O último capítulo de Hermógenes na Antarctica foi em São Paulo, a partir de 1997, na sede da empresa. “Era onde estavam consolidados todos os erros que entendia que deveria corrigir.” Por lá, porém, as coisas não aconteceram como o previsto: esbarrou na burocracia, excesso de cobranças e problemas de relacionamento. Ainda assim, ele conduziu a campanha São Paulo, capital da Antarctica, em parceria com a agência DM9, de Nizan Guanaes, um dos marcos publicitários da cidade. A Antarctica estava a um passo de se transformar na líder da praça, mas os rumores da fusão que daria origem à AmBev, em julho de 1999, já se anunciavam. Hermógenes se antecipou e se desligou do cargo de diretor comercial 3 meses antes.

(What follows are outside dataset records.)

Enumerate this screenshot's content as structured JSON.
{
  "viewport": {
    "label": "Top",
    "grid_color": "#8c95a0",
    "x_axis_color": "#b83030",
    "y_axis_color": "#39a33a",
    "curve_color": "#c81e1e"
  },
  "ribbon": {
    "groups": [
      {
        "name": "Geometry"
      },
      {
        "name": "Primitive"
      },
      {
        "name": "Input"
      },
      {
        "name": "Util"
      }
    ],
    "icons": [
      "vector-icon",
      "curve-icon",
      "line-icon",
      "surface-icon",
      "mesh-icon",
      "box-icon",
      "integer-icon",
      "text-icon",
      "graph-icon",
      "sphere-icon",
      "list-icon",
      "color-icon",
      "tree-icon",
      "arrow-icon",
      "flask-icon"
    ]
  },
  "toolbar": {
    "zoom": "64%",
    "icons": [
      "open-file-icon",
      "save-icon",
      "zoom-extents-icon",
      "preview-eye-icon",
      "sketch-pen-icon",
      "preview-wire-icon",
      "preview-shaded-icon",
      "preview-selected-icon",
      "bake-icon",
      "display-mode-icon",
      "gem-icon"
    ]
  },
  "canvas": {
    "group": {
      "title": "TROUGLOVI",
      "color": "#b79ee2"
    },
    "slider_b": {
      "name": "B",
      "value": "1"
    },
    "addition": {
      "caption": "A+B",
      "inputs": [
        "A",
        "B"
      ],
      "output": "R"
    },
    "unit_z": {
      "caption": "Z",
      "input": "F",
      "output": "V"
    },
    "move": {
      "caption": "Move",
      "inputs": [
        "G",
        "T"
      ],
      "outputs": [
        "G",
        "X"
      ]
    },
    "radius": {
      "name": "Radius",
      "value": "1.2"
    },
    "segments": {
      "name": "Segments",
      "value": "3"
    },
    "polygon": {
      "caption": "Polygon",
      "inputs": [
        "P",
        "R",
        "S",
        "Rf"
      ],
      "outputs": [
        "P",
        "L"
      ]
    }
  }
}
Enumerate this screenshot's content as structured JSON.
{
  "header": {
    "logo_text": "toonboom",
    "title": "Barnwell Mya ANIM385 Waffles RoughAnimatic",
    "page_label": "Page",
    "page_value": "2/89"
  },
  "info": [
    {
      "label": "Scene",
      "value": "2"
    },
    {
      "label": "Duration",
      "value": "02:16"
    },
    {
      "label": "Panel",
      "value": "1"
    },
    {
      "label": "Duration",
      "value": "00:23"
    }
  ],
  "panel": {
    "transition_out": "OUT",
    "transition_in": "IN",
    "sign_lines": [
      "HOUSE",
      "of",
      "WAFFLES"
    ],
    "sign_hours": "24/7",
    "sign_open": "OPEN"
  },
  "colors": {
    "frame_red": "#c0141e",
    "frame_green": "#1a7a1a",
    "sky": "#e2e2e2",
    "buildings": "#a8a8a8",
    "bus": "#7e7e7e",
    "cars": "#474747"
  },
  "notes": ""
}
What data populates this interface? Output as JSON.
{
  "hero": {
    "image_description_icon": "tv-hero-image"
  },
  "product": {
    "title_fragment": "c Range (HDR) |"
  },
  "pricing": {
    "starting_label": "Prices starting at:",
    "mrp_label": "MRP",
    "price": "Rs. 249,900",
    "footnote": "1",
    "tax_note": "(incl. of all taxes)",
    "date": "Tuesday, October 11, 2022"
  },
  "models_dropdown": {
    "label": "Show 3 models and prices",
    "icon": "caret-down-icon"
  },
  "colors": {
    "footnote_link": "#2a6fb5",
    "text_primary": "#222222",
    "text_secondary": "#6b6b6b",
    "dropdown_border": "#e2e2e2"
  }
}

De volta a BH, ele se sentiu novamente em casa. Por aqui, reencontrou a tal mineiridade vista por ele pela primeira vez na década de 1940, quando a família chegou à cidade em busca de melhores condições de vida. O olhar que resgata o passado volta, então, ao tempo em que brincava de bola de gude e jogava pelada com os amigos dos bairros Cruzeiro, Carlos Prates e Barroca, residências para as quais a família foi se mudando de acordo com a conveniência. Inquieto, não fica parado por muito tempo: faz uso de sua formação como advogado e gestor e passa a trabalhar com precatórios. Abre sua própria empresa, a PGP, com sede no Rio e escritório no Barro Preto. Passa os anos na ponte-aérea, até que problemas de coluna o forçam a ficar de cama por 6 meses. “Atualmente, tenho trabalhado graças ao computador e ao telefone.”
É de seu apartamento que saem as crônicas que o leitor da Viver Brasil aprecia quinzenalmente, um retrato do mosaico de culturas e influências desse homem. “Hoje, sei que alcancei o que pretendia justamente pela pluralidade de competências. Cada uma delas, a seu tempo, me trouxe algo a mais na formação da personalidade e da minha contribuição para um mundo melhor.”